Exposed, vulnerable, and at home.
We have spent the last twenty hours catching King Salmon in the middle of the Gulf of Alaska. Not a speck of land or another boat is in sight. Our Detroit Diesel engine goes quiet as we head down below into our bunks. The world around us is not a quiet place. A northwest twenty five knot wind is coming down off the ice fields that are just out of sight. The old Sword has done this trip hundreds of times under many different captains. And I wonder if we are prepared. Her planks creek and groan as the boat falls into the trough of each wave.

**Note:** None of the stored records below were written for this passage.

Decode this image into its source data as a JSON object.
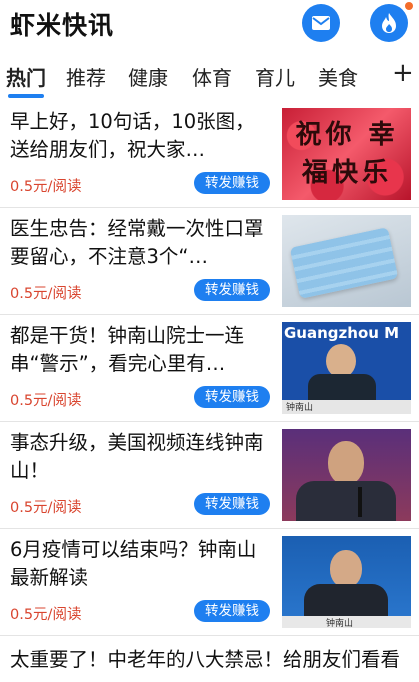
{
  "header": {
    "title": "虾米快讯",
    "message_icon": "envelope-icon",
    "hot_icon": "flame-icon"
  },
  "tabs": [
    "热门",
    "推荐",
    "健康",
    "体育",
    "育儿",
    "美食"
  ],
  "add_tab": "+",
  "articles": [
    {
      "title": "早上好，10句话，10张图，送给朋友们，祝大家…",
      "price": "0.5元/阅读",
      "share": "转发赚钱",
      "image_text": "祝你 幸福快乐"
    },
    {
      "title": "医生忠告：经常戴一次性口罩要留心，不注意3个“…",
      "price": "0.5元/阅读",
      "share": "转发赚钱"
    },
    {
      "title": "都是干货！钟南山院士一连串“警示”，看完心里有…",
      "price": "0.5元/阅读",
      "share": "转发赚钱",
      "image_text": "Guangzhou M",
      "caption": "钟南山"
    },
    {
      "title": "事态升级，美国视频连线钟南山！",
      "price": "0.5元/阅读",
      "share": "转发赚钱"
    },
    {
      "title": "6月疫情可以结束吗？钟南山最新解读",
      "price": "0.5元/阅读",
      "share": "转发赚钱",
      "caption": "钟南山"
    }
  ],
  "last_article": {
    "title": "太重要了！中老年的八大禁忌！给朋友们看看"
  },
  "colors": {
    "accent": "#1e7ff0",
    "price": "#d9452f"
  }
}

Old timers have mentioned that her schooner design should allow us to quarter the seas and have a comfortable sleep. But I am starting to wonder if that is the best plan. Maybe we should start up the engine and jog into the weather… but then we would get no sleep for the coming day. And then I realize what needs to be done. I must find a deeper perspective. So I close my eyes and think of the dark depths beneath me… and quickly I decide THAT’S NOT where I want to roam. So then I think about all the other trips I’ve done out here and how I can never seem to fish closer to shore. And how I’ve looked forward to this trip as if I was a kindergartener waiting for Christmas morning. It’s time to go to sleep, forget about our worries and know that tomorrow night we will all be too exhausted to worry about the weather.